The Fall of the Ottomans — Eugene Rogan

Dans le jeu de plateau Diplomatie, je me rappelle que c’est toujours un peu spécial de jouer les Ottomans. C’est ce pays qui est dans le coin, et qui ne semble pas avoir les mêmes chances que les autres. The Fall of the Ottomans, d’Eugene Rogan, est un livre qui décrit les événements de la Première Guerre mondiale du point de vue de l’Empire ottoman. Je l’ai lu dans le cadre de la documentation pour ma campagne de jeu de rôles en cours.
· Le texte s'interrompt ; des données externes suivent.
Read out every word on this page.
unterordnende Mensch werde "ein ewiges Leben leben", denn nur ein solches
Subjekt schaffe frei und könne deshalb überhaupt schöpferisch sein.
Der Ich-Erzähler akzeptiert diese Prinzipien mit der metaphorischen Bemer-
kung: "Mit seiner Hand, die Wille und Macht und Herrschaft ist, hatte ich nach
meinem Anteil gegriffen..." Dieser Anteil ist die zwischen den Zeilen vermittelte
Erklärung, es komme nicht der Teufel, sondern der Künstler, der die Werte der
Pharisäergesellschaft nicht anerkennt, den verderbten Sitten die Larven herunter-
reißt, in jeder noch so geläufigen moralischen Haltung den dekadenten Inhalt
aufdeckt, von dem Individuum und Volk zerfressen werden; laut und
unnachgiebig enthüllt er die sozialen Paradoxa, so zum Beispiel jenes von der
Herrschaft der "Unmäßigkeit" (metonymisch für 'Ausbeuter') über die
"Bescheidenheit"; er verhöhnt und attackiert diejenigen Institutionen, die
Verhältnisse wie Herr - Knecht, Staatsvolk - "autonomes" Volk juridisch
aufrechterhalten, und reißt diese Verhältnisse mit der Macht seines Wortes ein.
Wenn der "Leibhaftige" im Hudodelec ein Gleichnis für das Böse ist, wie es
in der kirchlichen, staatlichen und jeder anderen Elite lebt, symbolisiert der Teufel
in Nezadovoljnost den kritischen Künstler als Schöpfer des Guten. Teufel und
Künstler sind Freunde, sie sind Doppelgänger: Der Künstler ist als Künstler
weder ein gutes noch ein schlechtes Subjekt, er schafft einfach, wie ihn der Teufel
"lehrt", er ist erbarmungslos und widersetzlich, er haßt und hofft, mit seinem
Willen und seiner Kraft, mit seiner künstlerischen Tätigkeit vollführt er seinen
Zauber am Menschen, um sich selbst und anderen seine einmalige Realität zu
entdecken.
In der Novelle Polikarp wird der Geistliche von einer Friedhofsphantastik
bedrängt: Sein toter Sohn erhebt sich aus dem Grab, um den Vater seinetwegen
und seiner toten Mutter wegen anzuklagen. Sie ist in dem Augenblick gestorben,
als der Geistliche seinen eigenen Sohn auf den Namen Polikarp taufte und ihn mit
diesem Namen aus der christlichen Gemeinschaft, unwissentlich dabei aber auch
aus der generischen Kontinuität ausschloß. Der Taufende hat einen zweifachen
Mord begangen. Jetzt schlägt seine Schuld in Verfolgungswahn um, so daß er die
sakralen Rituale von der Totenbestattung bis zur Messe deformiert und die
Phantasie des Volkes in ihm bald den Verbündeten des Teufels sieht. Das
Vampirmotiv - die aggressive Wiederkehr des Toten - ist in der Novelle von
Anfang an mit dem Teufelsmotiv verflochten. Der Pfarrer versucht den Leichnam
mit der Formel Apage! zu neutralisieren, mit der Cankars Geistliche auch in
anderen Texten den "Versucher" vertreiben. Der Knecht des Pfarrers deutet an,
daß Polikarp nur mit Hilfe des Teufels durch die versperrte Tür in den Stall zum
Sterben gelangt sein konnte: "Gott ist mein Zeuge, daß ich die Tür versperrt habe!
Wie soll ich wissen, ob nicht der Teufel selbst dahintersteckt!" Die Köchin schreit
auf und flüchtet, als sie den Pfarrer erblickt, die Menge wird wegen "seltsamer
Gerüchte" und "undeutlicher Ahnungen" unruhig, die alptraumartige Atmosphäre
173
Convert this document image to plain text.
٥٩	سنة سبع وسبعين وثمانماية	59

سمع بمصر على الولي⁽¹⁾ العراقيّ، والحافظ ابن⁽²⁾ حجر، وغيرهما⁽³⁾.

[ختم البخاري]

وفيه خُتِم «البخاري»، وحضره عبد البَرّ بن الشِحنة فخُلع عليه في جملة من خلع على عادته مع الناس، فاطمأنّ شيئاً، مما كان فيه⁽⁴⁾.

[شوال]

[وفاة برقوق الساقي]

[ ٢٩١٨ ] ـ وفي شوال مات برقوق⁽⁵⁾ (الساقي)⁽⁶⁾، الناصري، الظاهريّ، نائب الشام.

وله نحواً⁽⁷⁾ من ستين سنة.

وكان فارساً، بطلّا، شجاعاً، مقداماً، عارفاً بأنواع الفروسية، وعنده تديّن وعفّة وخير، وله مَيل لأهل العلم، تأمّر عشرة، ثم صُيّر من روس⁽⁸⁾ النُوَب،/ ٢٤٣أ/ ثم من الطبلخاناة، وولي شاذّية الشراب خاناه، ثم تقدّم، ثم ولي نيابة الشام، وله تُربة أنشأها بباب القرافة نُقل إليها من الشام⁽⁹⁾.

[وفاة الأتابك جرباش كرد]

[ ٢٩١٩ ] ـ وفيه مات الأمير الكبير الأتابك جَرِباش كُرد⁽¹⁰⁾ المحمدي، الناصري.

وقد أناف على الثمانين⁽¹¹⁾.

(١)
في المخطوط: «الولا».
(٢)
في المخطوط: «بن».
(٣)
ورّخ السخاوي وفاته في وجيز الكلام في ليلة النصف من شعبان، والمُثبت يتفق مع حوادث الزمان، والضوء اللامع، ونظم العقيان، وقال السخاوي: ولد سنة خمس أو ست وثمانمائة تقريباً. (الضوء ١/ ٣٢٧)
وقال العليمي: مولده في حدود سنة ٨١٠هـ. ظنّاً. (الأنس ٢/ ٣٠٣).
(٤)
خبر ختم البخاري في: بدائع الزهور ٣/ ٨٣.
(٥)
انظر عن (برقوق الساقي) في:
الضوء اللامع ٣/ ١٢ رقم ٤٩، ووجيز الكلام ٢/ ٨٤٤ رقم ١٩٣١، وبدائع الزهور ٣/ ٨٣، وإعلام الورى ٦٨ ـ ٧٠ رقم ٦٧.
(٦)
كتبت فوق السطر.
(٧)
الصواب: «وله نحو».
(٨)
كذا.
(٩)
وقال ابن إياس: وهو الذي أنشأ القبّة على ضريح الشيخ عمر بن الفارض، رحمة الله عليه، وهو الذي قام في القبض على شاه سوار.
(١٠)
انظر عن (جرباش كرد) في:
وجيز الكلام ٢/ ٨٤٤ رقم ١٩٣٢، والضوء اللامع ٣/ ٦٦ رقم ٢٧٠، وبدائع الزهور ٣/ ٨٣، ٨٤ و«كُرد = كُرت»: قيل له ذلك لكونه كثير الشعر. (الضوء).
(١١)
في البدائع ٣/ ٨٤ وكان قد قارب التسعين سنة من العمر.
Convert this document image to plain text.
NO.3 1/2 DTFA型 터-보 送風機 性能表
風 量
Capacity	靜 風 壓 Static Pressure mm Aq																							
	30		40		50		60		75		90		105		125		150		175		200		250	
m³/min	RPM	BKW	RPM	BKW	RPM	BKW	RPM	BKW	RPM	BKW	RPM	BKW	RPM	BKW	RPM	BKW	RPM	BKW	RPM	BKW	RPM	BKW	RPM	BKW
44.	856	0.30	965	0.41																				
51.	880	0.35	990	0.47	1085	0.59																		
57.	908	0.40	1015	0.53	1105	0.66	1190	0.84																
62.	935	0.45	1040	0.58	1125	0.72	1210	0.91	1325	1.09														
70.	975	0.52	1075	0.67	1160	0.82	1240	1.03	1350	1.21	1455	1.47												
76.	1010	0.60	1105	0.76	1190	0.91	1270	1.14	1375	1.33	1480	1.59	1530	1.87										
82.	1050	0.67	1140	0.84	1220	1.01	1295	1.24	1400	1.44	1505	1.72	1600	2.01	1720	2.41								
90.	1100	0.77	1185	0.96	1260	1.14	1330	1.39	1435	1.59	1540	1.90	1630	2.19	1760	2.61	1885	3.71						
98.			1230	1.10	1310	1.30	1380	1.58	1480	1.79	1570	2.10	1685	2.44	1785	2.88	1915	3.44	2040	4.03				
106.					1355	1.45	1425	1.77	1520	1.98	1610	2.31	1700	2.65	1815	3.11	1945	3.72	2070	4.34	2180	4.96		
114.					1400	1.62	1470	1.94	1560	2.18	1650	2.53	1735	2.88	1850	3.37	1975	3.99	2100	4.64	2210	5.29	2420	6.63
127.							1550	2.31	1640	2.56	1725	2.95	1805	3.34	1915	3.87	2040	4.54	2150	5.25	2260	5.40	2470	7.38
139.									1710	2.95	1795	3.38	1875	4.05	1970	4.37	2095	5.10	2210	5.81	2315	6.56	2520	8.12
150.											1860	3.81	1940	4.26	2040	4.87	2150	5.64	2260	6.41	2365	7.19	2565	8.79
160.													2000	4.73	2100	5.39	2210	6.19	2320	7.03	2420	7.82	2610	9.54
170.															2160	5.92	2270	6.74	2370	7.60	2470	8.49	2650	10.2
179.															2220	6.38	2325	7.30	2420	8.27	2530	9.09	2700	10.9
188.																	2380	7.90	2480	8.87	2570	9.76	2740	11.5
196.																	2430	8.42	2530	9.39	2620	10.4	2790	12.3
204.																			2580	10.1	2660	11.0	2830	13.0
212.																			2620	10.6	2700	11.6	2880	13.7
Alors que les événements de 1914 se profilent, l’Empire ottoman est un État immense, mais relativement peu peuplé par rapport aux autres puissances européennes. Une vingtaine de millions d’habitants contre, par exemple, près de soixante-dix millions pour l’Allemagne. C’est aussi un État affaibli politiquement, qui a enchaîné plusieurs défaites contre les petites nations des Balkans. Les grandes puissances lorgnent sur différentes parties de son territoire. Les Français rêvent du Liban et de la Syrie, les Anglais de l’Arabie et de l’Irak, les Russes, bien sûr, des détroits.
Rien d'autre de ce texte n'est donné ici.